Seorang ibu muda ditemukan tewas bersimbah darah di sebuah indekos di Kecamatan Tamalate, Kota Makassar, Sulawesi Selatan, pada Minggu malam. Korban diketahui bernama Alda Nurul Afia dan berusia 24 tahun, serta diduga menjadi korban pembunuhan di kamar tempat tinggalnya.
Korban ditemukan tergeletak di lantai dua kamar indekosnya dengan luka tikam pada bagian leher. Penemuan jenazah perempuan muda dalam kondisi bersimbah darah itu sontak menggemparkan warga di sekitar lokasi kejadian, yang sebelumnya tidak menyangka adanya peristiwa kekerasan di tempat tersebut.

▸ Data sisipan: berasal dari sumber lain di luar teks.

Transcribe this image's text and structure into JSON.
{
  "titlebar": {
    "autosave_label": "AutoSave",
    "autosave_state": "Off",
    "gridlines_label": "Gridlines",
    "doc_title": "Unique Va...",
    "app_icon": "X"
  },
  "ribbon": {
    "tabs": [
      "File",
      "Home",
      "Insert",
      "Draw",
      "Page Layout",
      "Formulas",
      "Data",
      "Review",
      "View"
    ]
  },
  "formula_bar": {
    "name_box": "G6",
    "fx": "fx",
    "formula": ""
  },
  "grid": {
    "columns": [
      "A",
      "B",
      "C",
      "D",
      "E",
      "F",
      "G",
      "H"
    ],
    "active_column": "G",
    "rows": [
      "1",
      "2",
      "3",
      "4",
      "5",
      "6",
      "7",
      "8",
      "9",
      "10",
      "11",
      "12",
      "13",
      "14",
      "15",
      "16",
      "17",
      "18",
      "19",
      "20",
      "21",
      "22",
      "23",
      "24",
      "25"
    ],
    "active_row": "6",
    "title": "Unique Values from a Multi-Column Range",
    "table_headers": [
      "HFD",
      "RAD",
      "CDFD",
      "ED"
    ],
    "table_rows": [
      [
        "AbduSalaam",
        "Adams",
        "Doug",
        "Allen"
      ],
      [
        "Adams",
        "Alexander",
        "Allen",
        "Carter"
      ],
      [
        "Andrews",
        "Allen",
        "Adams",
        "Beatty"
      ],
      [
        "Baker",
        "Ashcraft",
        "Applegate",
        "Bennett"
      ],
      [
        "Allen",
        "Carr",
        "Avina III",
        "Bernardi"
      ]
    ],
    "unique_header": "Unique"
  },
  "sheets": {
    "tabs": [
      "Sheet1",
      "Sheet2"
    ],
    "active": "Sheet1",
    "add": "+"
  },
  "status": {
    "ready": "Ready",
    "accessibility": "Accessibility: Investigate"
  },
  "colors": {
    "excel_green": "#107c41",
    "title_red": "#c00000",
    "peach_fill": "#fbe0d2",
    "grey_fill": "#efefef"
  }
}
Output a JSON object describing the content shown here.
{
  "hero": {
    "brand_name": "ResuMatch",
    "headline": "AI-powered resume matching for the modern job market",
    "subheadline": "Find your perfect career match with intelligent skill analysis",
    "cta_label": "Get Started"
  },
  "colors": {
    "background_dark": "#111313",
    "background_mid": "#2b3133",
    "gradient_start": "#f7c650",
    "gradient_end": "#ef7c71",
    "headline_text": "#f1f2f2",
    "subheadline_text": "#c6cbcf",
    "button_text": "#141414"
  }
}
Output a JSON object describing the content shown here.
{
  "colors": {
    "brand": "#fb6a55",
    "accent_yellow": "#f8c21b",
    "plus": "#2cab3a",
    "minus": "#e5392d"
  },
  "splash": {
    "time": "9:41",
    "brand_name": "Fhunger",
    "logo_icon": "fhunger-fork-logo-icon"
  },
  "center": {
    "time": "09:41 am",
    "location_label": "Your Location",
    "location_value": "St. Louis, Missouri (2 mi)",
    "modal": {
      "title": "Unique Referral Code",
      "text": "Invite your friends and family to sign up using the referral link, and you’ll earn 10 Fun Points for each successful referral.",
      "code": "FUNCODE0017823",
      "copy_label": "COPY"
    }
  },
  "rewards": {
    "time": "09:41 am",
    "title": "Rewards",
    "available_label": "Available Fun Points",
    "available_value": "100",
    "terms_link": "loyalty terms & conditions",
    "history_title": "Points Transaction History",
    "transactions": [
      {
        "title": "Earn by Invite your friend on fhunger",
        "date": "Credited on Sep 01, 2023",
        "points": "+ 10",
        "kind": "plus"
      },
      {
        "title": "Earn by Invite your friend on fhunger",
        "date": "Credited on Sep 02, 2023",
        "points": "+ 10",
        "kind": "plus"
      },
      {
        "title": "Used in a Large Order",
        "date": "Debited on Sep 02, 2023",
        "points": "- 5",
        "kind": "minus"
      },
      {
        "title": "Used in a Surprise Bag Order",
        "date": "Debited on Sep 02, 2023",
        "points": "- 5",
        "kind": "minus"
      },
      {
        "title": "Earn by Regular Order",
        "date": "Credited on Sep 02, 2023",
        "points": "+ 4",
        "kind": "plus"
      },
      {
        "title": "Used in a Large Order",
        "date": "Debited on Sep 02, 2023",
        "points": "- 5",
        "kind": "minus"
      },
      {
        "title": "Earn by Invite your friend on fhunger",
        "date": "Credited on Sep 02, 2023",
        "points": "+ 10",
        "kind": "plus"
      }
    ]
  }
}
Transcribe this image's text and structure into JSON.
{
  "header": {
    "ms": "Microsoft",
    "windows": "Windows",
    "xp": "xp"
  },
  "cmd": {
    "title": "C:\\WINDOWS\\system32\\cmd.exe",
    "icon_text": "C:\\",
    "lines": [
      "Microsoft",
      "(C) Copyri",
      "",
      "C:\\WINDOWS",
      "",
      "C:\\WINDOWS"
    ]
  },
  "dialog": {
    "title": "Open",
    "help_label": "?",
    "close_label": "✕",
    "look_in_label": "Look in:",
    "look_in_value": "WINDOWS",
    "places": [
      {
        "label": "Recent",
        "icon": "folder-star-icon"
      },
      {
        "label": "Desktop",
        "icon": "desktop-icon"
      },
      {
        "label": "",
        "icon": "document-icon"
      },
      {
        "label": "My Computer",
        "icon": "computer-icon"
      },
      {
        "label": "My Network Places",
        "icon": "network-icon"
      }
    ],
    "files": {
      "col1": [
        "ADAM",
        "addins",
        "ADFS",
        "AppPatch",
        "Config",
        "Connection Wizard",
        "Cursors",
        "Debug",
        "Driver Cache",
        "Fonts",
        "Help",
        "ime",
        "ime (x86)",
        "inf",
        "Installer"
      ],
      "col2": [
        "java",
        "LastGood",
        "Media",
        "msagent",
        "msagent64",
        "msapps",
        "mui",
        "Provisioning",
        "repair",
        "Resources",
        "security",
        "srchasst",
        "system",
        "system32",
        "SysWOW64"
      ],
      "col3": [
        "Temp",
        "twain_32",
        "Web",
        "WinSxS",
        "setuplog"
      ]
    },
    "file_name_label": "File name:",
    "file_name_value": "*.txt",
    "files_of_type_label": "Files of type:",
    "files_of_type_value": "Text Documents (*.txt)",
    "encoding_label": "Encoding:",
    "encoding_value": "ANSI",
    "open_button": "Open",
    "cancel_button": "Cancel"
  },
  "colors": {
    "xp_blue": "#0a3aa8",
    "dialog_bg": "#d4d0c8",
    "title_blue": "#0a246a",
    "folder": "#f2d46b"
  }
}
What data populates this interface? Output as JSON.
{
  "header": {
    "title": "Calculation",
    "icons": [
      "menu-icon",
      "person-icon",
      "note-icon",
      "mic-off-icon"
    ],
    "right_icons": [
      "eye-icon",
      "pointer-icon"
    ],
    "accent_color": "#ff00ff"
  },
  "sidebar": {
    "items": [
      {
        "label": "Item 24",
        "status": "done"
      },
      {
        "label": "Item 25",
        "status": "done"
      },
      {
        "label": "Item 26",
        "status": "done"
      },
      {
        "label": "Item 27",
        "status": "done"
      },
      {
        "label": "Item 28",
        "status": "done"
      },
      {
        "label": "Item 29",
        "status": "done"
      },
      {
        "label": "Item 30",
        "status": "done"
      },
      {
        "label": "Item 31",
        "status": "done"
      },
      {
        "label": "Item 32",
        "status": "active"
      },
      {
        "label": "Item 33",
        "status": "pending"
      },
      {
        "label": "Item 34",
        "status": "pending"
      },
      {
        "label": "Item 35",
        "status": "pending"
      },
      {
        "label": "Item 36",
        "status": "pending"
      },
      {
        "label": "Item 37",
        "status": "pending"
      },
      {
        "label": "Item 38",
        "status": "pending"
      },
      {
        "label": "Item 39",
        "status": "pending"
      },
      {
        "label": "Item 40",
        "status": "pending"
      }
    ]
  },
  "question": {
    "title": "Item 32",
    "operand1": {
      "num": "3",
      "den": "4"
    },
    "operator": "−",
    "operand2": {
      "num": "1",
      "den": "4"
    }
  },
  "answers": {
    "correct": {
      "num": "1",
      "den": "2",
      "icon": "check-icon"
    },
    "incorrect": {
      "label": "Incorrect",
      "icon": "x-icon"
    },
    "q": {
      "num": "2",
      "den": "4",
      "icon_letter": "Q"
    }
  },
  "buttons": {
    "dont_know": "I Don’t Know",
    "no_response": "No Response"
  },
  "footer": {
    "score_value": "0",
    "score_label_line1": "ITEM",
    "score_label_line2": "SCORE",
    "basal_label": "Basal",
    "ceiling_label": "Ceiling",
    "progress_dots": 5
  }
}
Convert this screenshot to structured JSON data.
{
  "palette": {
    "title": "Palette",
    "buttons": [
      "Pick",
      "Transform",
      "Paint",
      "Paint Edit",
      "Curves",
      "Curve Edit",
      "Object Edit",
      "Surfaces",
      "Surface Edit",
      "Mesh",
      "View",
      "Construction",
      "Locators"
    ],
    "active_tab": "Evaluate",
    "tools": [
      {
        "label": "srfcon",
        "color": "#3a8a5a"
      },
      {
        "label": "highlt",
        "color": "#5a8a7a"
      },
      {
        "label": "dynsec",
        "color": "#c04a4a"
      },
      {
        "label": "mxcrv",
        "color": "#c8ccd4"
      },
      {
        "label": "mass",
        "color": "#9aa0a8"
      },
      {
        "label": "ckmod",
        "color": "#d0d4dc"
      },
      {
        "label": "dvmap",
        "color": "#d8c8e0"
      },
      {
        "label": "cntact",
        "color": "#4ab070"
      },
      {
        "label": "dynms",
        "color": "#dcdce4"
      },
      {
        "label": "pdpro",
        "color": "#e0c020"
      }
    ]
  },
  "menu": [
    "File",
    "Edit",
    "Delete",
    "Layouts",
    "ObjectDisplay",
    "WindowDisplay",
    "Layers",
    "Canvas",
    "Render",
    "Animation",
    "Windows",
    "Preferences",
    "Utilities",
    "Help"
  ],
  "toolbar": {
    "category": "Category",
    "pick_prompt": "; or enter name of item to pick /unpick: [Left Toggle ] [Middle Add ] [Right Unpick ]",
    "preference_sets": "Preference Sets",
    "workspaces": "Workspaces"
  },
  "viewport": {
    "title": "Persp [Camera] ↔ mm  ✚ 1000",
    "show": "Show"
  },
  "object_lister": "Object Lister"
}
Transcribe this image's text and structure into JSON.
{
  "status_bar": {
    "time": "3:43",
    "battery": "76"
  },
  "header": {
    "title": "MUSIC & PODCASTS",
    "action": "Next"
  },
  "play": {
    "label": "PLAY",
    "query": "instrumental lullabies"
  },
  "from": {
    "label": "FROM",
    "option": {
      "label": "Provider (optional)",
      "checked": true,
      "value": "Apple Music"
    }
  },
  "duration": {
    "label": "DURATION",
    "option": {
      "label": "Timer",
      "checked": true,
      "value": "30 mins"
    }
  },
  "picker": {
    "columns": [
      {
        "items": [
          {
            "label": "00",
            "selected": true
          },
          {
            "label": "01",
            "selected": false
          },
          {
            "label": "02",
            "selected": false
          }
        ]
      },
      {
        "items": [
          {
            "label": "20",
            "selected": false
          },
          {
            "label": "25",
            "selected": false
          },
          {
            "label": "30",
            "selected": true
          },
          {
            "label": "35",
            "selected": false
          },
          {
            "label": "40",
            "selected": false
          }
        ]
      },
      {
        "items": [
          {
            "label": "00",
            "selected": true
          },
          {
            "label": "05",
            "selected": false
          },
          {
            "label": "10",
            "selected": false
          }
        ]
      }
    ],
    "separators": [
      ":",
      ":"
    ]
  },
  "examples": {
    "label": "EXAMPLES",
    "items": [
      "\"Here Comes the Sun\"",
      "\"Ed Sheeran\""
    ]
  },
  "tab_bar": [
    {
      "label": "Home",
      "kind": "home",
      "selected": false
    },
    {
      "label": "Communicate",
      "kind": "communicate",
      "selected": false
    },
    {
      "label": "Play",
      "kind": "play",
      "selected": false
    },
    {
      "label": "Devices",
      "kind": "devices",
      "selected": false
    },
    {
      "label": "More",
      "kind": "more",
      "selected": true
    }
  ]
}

Polisi yang menerima laporan langsung bergerak ke lokasi. Tim Identifikasi atau Inafis dari Polresta Besar Makassar bersama Dokter Polisi Rumah Sakit Bhayangkara melakukan olah tempat kejadian perkara guna mengumpulkan bukti serta petunjuk yang dapat menjelaskan kronologi peristiwa.
Dari proses olah TKP, polisi mengamankan sejumlah barang bukti, di antaranya sebilah pisau yang diduga digunakan pelaku, sebuah telepon genggam, serta pakaian korban. Barang-barang tersebut akan menjadi bagian penting dalam upaya mengungkap apa yang sebenarnya terjadi di dalam kamar indekos itu.
Menurut keterangan yang dihimpun, korban dan terduga pelaku merupakan pasangan suami istri yang baru menempati indekos tersebut kurang dari satu tahun dan telah memiliki seorang anak. Keduanya dikenal warga sebagai pasangan yang tertutup, dan pemilik kos disebut tidak mendengar adanya keributan atau tanda-tanda terjadinya pembunuhan.
Polisi menduga pelaku pembunuhan adalah suami korban, yang berinisial S dan berusia 21 tahun. Terduga pelaku kini telah diamankan untuk menjalani pemeriksaan lebih lanjut, sementara motif di balik peristiwa itu masih dalam penyelidikan pihak kepolisian dan belum dipastikan secara resmi.
Jenazah korban telah dievakuasi ke Rumah Sakit Bhayangkara Makassar untuk menjalani pemeriksaan lebih lanjut. Penyidik diperkirakan akan mendalami hubungan rumah tangga keduanya serta rangkaian peristiwa yang berujung pada tewasnya ibu muda tersebut di kamar indekosnya.